Can you tell I've had three glasses of wine and decided that warping poem titles was a good way to start this post? Yes? Good.
Last week, a friend of mine lost his mother to cancer. She had been sick for a while, and her death was not unexpected (the double negative seems appropriate). This friend was one of the rare few - well, actually, only - who attended both my high school and my church. I believe I mentioned before that I went to school in a very small, rural town. I think I also mentioned that from the fourth grade until about sophomore year were filled with all of the evil, gossip-inspired hatred that lead ordinary school girls to seek "help" of the professional variety.

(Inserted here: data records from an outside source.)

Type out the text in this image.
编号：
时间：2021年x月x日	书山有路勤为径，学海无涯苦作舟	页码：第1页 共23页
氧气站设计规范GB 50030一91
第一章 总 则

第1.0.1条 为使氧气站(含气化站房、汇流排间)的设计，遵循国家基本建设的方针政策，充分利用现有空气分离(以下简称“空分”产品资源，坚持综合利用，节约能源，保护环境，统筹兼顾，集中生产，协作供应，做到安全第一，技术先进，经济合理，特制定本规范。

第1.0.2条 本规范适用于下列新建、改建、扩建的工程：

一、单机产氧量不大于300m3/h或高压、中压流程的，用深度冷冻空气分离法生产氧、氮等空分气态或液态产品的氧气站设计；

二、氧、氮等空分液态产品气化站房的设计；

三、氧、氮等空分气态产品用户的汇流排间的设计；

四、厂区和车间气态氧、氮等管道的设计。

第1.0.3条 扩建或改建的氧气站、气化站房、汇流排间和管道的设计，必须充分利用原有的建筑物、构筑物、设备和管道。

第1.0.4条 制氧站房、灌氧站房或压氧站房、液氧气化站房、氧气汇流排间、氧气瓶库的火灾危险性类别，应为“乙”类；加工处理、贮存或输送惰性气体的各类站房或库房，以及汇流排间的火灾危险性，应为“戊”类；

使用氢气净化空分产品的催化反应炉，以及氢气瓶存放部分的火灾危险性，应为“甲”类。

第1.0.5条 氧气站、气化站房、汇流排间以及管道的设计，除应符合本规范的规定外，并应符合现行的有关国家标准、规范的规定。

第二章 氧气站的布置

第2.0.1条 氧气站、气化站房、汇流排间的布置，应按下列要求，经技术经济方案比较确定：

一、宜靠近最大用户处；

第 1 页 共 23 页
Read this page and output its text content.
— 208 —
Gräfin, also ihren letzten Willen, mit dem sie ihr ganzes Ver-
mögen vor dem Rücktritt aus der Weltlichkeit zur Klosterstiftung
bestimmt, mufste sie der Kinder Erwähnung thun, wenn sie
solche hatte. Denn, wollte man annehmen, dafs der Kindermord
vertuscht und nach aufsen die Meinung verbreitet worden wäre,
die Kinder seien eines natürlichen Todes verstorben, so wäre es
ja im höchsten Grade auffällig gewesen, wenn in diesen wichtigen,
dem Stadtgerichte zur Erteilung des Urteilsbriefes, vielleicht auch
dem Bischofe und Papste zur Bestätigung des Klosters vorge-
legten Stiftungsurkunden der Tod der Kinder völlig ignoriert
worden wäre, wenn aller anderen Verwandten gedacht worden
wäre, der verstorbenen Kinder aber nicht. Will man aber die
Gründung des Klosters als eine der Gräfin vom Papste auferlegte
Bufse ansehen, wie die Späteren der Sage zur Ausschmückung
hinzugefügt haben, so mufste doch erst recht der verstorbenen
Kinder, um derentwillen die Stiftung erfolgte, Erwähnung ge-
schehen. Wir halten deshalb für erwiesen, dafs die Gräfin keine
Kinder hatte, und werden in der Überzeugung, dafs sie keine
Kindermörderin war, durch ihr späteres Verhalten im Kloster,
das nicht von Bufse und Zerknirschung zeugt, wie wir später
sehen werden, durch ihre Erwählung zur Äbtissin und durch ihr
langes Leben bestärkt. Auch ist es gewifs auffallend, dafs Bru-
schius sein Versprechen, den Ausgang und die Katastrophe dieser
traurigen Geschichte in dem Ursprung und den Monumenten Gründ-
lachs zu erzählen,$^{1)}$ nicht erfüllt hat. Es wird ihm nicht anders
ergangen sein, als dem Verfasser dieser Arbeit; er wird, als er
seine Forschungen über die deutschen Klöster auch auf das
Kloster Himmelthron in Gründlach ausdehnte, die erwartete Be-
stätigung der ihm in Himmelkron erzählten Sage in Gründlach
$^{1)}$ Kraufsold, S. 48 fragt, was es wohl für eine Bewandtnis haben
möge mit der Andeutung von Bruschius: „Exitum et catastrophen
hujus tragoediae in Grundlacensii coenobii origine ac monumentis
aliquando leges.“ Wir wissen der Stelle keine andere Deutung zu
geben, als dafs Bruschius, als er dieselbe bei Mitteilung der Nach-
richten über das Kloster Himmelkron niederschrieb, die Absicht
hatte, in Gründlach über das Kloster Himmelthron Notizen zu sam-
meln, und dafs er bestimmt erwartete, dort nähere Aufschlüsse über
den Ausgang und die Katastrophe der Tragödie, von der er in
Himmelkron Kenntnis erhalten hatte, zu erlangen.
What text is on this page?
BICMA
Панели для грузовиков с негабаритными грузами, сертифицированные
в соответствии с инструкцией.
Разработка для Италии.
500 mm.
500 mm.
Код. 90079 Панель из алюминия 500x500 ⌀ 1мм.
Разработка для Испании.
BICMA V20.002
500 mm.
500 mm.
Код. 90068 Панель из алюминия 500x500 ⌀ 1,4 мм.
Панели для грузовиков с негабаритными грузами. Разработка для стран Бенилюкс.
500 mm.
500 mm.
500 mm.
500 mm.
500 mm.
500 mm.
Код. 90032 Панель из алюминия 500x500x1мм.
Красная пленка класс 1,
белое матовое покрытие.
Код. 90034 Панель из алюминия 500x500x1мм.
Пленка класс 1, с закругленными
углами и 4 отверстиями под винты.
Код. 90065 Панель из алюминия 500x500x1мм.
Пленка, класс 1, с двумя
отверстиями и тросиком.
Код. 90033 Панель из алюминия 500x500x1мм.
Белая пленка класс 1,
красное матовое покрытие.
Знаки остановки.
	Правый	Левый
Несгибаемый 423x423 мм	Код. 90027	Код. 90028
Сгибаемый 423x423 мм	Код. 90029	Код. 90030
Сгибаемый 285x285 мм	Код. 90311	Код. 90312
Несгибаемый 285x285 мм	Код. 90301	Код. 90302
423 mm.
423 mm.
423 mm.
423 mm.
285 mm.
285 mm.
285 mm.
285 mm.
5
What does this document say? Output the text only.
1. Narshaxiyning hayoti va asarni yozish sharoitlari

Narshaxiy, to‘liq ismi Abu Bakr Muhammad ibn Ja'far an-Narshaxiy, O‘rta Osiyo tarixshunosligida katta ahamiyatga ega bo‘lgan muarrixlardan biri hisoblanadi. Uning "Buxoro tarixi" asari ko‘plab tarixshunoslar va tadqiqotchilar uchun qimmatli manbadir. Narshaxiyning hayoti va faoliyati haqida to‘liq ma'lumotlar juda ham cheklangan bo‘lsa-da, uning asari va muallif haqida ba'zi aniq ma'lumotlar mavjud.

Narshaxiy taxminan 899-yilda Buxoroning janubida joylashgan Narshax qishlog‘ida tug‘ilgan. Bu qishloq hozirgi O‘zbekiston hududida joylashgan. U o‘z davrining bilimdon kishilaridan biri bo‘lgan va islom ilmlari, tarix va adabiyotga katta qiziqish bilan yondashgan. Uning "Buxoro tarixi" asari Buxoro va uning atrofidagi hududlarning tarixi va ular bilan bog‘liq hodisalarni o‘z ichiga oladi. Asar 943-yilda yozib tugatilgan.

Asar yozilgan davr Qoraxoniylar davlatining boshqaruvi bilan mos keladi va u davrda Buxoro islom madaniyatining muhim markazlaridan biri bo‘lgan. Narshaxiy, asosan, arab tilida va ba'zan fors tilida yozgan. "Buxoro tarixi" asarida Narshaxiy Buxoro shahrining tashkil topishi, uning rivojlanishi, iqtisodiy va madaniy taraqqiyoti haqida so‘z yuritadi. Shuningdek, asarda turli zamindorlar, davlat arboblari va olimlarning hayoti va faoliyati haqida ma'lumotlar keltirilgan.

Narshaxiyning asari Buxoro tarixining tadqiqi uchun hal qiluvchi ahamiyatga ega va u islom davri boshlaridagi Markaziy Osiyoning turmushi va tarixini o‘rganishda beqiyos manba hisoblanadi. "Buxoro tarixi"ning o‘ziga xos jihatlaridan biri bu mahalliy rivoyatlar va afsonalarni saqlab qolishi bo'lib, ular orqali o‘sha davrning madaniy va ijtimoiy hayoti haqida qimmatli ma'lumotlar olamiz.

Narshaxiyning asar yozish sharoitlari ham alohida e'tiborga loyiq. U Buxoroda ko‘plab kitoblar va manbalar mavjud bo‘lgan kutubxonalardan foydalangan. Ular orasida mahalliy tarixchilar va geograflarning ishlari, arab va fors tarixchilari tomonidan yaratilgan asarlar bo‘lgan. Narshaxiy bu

When I was in the seventh grade, my Grandma came to stay with me while my parents were on a trip, and she took me to church - alas, a locale I had not frequented in some time. While at Sunday school, I met a few kids who deigned to treat me like a human instead of the scourge of the earth. So I stuck around. And became fast friends with a handful. I joined choir and youth group and generally accepted every opportunity proffered to hang out with them.
Church was my out. It was my new social circle and the only thing that kept me sane over the next few years. And, admittedly, it wasn't because I was praying a ton or studying scripture. I was studying friendship and boys (okay, and a few more boys) and learning how the world operated outside the warped sphere of my school.
So when I heard, through one of my few high school friends, that my friend C's mom had passed, I was very sad. C had always been very kind to me. He was a few years older, very cute, and sweet as pie. He came from a wonderful family - just him and his folks, like me - and lived in the country on a farm. Since he fit my two main requisites for dating (1. older, 2. cute), we sorta-kinda dated for a while in high school. But he was way, way, way too nice. And it definitely felt like kissing a brother. If one had a brother - I can only imagine.
So that fell by the wayside, but the friendship never did. His parents hosted church and school events at their farm, including an annual Halloween hay ride, watermelon picnics, and the like. When his father died in a tractor accident when we were in high school, it was the first time I really experienced the death of someone from anything other than old age.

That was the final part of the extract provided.